Purpose: This study aims to systematically explore the physicochemical properties, bioavailability, pharmacokinetics, and molecular mechanisms underpinning the anti-inflammatory activities of Sinigrin, with a specific focus on its therapeutic potential for chronic inflammatory diseases. By elucidating the mechanisms underlying the biological activities of Sinigrin, this work seeks to advance theoretical understanding, propose novel anti-inflammatory therapeutic strategies, and address potential safety concerns related to its toxicity.

Methods: A comprehensive literature review was conducted using Web of Science, PubMed, Google Scholar and SciFinder databases. The analysis primarily focused on English-language peer-reviewed articles published from 2006 to 2025, excluding non-peer-reviewed sources, irrelevant articles, older literature, and duplicates. Search terms included "Sinigrin", "Anti-inflammatory mechanisms", and "Chronic inflammatory diseases". The review prioritized studies investigating the anti-inflammatory and antioxidant properties of Sinigrin, its bioavailability, and safety profile, alongside emerging pharmacological advancements such as formulation optimization and nanotechnology-based delivery systems.

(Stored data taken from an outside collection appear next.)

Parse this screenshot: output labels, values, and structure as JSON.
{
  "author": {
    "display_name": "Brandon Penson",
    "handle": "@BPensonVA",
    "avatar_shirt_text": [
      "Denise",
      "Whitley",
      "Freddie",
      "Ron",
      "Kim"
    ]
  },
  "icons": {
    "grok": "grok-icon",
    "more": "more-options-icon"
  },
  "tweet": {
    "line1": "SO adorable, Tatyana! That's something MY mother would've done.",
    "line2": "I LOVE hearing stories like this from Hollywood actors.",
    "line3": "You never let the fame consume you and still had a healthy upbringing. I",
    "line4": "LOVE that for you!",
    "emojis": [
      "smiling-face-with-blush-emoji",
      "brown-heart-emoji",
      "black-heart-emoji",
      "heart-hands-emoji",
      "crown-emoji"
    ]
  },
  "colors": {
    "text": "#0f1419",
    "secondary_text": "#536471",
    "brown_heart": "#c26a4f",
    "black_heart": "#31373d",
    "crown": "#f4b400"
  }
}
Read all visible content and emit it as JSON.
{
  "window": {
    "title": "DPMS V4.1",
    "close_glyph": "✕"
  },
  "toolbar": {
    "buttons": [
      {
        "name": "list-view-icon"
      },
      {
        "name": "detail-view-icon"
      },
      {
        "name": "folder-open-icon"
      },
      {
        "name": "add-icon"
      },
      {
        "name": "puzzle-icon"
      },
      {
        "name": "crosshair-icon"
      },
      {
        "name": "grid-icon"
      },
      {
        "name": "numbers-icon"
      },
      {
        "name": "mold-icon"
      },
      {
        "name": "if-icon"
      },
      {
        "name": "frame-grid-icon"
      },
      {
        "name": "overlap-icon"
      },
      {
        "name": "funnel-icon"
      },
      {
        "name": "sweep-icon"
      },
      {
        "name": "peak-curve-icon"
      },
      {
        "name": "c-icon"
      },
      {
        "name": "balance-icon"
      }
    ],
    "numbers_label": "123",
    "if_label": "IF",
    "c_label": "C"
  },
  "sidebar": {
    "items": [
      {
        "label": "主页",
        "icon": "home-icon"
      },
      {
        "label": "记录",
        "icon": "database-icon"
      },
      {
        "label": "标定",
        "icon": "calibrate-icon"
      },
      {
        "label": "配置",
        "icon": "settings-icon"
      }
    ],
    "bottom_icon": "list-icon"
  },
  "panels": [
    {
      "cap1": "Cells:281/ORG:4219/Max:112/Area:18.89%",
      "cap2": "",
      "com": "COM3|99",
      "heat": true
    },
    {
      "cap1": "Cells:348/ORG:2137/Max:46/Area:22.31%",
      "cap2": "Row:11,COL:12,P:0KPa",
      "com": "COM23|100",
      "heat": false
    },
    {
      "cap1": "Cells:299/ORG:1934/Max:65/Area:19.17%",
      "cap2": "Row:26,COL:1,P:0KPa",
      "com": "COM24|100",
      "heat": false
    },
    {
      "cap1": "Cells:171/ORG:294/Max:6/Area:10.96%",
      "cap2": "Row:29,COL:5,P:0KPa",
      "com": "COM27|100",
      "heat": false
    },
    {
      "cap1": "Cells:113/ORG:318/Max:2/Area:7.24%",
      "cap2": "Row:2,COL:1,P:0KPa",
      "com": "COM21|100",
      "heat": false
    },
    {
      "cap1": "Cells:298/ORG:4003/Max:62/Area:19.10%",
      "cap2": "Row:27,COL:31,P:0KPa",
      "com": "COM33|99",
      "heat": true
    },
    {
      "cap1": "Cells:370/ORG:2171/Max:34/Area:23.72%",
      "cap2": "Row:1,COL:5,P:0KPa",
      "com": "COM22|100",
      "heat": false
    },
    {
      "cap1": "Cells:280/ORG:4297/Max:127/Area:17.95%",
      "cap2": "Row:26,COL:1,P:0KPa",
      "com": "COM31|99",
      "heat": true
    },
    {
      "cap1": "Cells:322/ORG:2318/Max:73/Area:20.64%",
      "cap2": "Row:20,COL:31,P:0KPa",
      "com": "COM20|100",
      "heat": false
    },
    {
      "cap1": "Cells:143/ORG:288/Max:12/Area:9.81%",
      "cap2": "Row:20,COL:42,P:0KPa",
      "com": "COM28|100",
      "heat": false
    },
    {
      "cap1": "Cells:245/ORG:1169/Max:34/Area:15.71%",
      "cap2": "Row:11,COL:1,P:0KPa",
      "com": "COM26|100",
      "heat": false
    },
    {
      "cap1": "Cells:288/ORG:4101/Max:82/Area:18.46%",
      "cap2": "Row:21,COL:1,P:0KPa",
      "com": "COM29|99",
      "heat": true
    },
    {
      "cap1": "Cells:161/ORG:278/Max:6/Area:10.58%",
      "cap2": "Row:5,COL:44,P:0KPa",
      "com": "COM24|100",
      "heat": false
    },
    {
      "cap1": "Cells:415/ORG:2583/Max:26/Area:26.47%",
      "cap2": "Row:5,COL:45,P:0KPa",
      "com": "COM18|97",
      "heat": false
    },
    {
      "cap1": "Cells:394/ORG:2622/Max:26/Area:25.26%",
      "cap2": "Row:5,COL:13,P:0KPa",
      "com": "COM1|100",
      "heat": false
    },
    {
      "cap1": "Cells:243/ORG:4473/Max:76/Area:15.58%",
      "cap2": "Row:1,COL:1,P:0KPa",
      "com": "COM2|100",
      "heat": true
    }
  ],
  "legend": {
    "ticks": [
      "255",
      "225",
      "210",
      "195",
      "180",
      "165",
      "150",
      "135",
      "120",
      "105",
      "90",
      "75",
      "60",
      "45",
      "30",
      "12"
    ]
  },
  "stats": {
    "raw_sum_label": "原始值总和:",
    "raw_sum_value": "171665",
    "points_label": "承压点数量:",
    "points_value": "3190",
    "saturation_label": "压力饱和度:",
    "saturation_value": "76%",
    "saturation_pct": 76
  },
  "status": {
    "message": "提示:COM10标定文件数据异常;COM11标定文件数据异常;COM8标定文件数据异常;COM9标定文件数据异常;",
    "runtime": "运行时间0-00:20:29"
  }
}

Results: The findings underscore the ability of Sinigrin to robustly regulate central signaling pathways, including NF-κB and MAPK, thereby effectively inhibiting the production of pro-inflammatory cytokines. Its potent antioxidant activities further amplify its anti-inflammatory effects. Advances in formulation techniques and nanotechnology have markedly enhanced the bioavailability and therapeutic potential of Sinigrin. However, certain conditions can lead to its conversion into genotoxic metabolites, raising safety concerns regarding its long-term clinical application.

Conclusion: As a natural phytochemical with multifaceted pharmacological properties, Sinigrin holds significant promise in managing chronic inflammatory diseases. However, its potential toxicity must be rigorously addressed through comprehensive clinical research. Future investigations should focus on delineating its molecular mechanisms, broadening its therapeutic applications, and devising effective strategies to mitigate toxicity while ensuring its safety and efficacy in clinical practice.

Keywords: Anti-inflammatory mechanisms; Bioavailability; Chronic inflammatory diseases; Clinical safety; Sinigrin.